As another example, an IT leader at a North American retail bank described quick initial VR headset adoption in 2020 and early 2021 as “an exciting way to connect the IT teams when offices were closed due to the pandemic.”

But momentum for that tech at the bank dropped once pandemic restrictions eased. “We realized that VR isn’t a full replacement for travel, so people started traveling again,” the IT leader said, according to the report. The bank hasn’t given up its XR efforts but is focusing more energy on using it for training and onboarding, rather than on collaboration.

Over-promised, under-delivered

Overall, “the inflated promises of XR haven’t matched up to the practical realities,” the report concluded, adding that “you can’t just hand employees a device and expect success; you must invest upfront to design a workflow.”

Forrester predicts that 2023 will be a “metaverse winter” that cools overheated expectations, and it will be a decade-long effort before the promise of the metaverse is realized. The metaverse “doesn’t exist today,” the report noted, even though it was a hot topic in 2021 and 2022.

At a more practical level, XR deployments often require companies to reengineer the entire workflow, necessitating journey mapping, lots of piloting and investments in training, which leaders sometimes consider risky, said Forrester.

Other reasons for the lack of interest in XR include:

  • Major vendors such as Meta and Microsoft have backtracked or reoriented their strategies.
  • Pragmatic alternatives haven’t made significant inroads.
  • Interest catalyzed by the COVID-19 pandemic stalled.

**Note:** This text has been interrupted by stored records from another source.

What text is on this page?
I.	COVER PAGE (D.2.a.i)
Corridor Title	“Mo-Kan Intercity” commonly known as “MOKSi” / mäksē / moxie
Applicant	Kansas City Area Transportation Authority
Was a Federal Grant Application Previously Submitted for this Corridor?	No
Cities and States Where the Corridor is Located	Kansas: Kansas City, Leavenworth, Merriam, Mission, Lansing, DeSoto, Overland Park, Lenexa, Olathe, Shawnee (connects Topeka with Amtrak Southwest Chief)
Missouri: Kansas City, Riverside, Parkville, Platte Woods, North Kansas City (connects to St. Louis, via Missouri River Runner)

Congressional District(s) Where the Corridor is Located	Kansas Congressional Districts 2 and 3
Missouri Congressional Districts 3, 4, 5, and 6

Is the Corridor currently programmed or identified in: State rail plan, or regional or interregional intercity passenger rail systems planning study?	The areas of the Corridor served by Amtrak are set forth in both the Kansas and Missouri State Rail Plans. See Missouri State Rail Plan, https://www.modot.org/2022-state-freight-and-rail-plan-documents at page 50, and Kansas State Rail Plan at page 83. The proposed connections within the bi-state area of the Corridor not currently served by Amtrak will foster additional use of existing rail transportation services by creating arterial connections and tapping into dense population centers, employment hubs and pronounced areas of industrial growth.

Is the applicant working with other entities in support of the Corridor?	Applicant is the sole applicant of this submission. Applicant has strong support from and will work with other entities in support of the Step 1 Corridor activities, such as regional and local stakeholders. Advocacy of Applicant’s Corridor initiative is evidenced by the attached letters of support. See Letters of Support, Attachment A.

Tips for making XR, metaverse investments successful

Despite the discouraging comments and lack of enthusiasm, the survey found that business leaders are planning to invest in XR and the metaverse, along with other emerging technologies, as part of their digital transformation efforts. Thirty-one percent of interviewees said they planned to invest in AR or VR; however, they cited other technologies as being of greater interest: Internet of Things (47%), AI/ML (45%) and 5G (40%).

Create a solid business case for XR

For those who want to make XR and the metaverse a successful part of their future of work strategy, there are several considerations. It starts with a solid business case that is “pragmatic, specific, and humanized” to solve a concrete problem, the report said.

“I’d say don’t lead with XR specifically; it’s not a great idea to say, ‘We want to use technology X, but we don’t know how to use it,'” said J.P. Gownder, a vice president and principal analyst at Forrester. “Instead, focus on employee problems. If XR will solve those problems, you can slot it in.”

Focus on mature use cases

Today, the main mature use cases will either be VR-based training, onboarding and learning, or AR-based remote assistance for field workers, Gownder said.

Train employees

If you decide that XR offerings may be useful, it is critical that IT familiarize employees with their usage. One company official told Gownder they spend 20 minutes teaching employees about a VR device they use for training, allowing them to master use of the device before they even start their training.

“An ongoing training and change management program can help employees of different ages and digital maturity understand the value of their device, why they will benefit from using it, and how to master its features,” he said.

This might not always be a one-and-done, Gownder added. It might require some employees to master basic skills before they ever touch an XR device.